Annie, the moment she could be spared, went to her own room, fell down on her knees, and cried as if her heart would break. Yet they were not unhappy, but blissful tears, though they were as much for her own unworthiness as for God's unmerited goodness.

Then she snatched up a sheet of paper and wrote home. "I was so discontented—such a peevish wretch, this morning, but I have had a tonic, and now I am so unspeakably satisfied with my lot in life that I believe I am the happiest girl in England to-night. I would not change places with a hundred old Aunt Pennys, only I know, alas! that I am not half good enough to be a nurse. Yet I would rather be a nurse than any other character in the world, and I would not go back for a permanency to dear old Redcross, after which I was hankering this very morning, and live at home with you all again, leading the aimless, self-seeking life I led, not though Mr. Carey's bank were to rise out of its ashes and flourish to an extent that its greatest upholders never dreamt of—not though I were to get a pension or an earl's ransom, or whatever else people count magnificent compensations and rewards. But you must not think that it is because I do not love you all as well and a thousand times better than I ever loved you, for that would be a great mistake, since I am just beginning to know your true value. But don't you understand it would break my heart to think that I should no longer be a nurse and never have such another experience as I have had this afternoon." And then she told them in a very few words what had happened and what the surgeon had said to her. How the sister of the ward, and the matron, and everybody she knew in St. Ebbe's had congratulated her. They had all united in promising that the poor little fellow should be her patient in future; they had begun already to call him "Miss Millar's boy."
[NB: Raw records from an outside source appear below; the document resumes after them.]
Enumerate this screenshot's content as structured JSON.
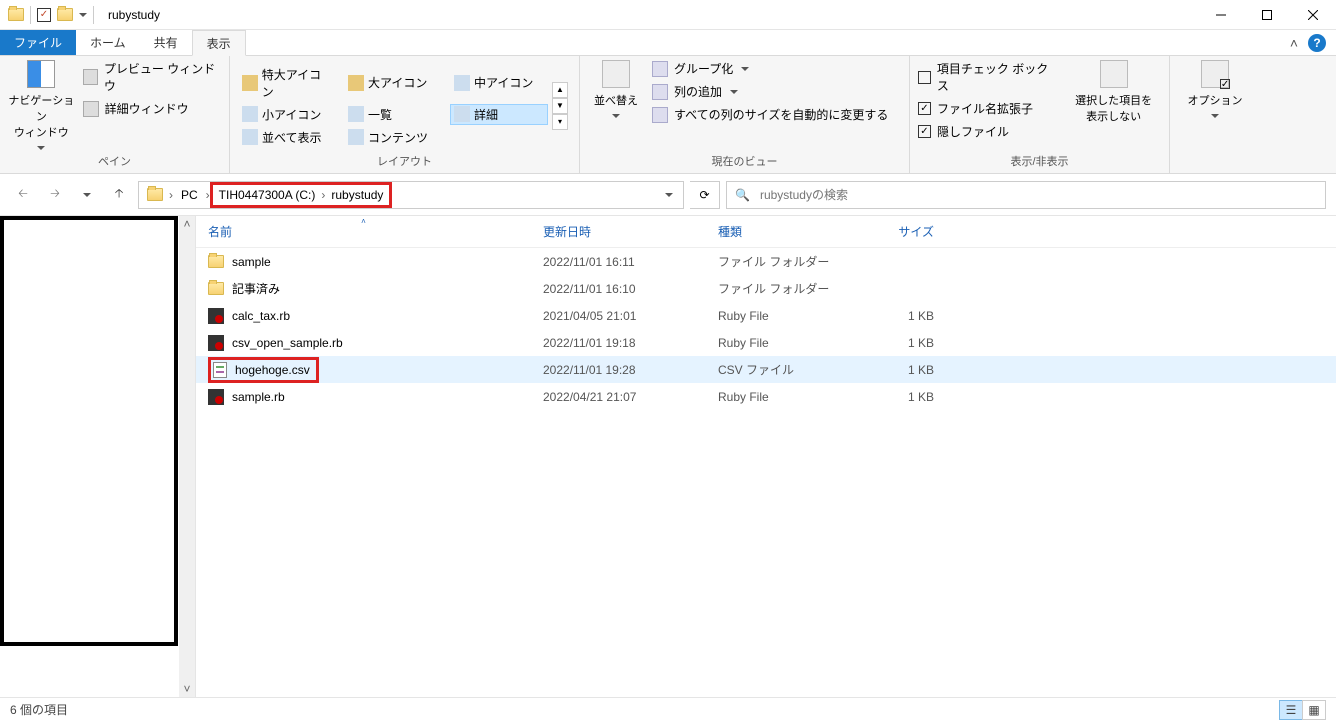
{
  "window": {
    "title": "rubystudy"
  },
  "tabs": {
    "file": "ファイル",
    "home": "ホーム",
    "share": "共有",
    "view": "表示"
  },
  "ribbon": {
    "pane": {
      "nav": "ナビゲーション\nウィンドウ",
      "preview": "プレビュー ウィンドウ",
      "details": "詳細ウィンドウ",
      "label": "ペイン"
    },
    "layout": {
      "xl": "特大アイコン",
      "l": "大アイコン",
      "m": "中アイコン",
      "s": "小アイコン",
      "list": "一覧",
      "details": "詳細",
      "tiles": "並べて表示",
      "content": "コンテンツ",
      "label": "レイアウト"
    },
    "view": {
      "sort": "並べ替え",
      "group": "グループ化",
      "addcol": "列の追加",
      "autosize": "すべての列のサイズを自動的に変更する",
      "label": "現在のビュー"
    },
    "showhide": {
      "checkboxes": "項目チェック ボックス",
      "ext": "ファイル名拡張子",
      "hidden": "隠しファイル",
      "hidesel": "選択した項目を\n表示しない",
      "label": "表示/非表示"
    },
    "options": "オプション"
  },
  "breadcrumb": {
    "pc": "PC",
    "drive": "TIH0447300A (C:)",
    "folder": "rubystudy"
  },
  "search": {
    "placeholder": "rubystudyの検索"
  },
  "columns": {
    "name": "名前",
    "date": "更新日時",
    "type": "種類",
    "size": "サイズ"
  },
  "files": [
    {
      "icon": "folder",
      "name": "sample",
      "date": "2022/11/01 16:11",
      "type": "ファイル フォルダー",
      "size": ""
    },
    {
      "icon": "folder",
      "name": "記事済み",
      "date": "2022/11/01 16:10",
      "type": "ファイル フォルダー",
      "size": ""
    },
    {
      "icon": "rb",
      "name": "calc_tax.rb",
      "date": "2021/04/05 21:01",
      "type": "Ruby File",
      "size": "1 KB"
    },
    {
      "icon": "rb",
      "name": "csv_open_sample.rb",
      "date": "2022/11/01 19:18",
      "type": "Ruby File",
      "size": "1 KB"
    },
    {
      "icon": "csv",
      "name": "hogehoge.csv",
      "date": "2022/11/01 19:28",
      "type": "CSV ファイル",
      "size": "1 KB",
      "highlight": true,
      "hover": true
    },
    {
      "icon": "rb",
      "name": "sample.rb",
      "date": "2022/04/21 21:07",
      "type": "Ruby File",
      "size": "1 KB"
    }
  ],
  "status": {
    "count": "6 個の項目"
  }
}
The little Doctor not only wiped his spectacles, he held his head higher. Mrs. Millar read the letter again and again, appropriating it and carrying it in her pocket till it was worn to fragments. These were still religiously preserved and portions read to select and sympathetic audiences. And every time she read the lines herself with a full heart, she called on God to bless her good Annie, and thought she was honoured among mothers in having such a daughter.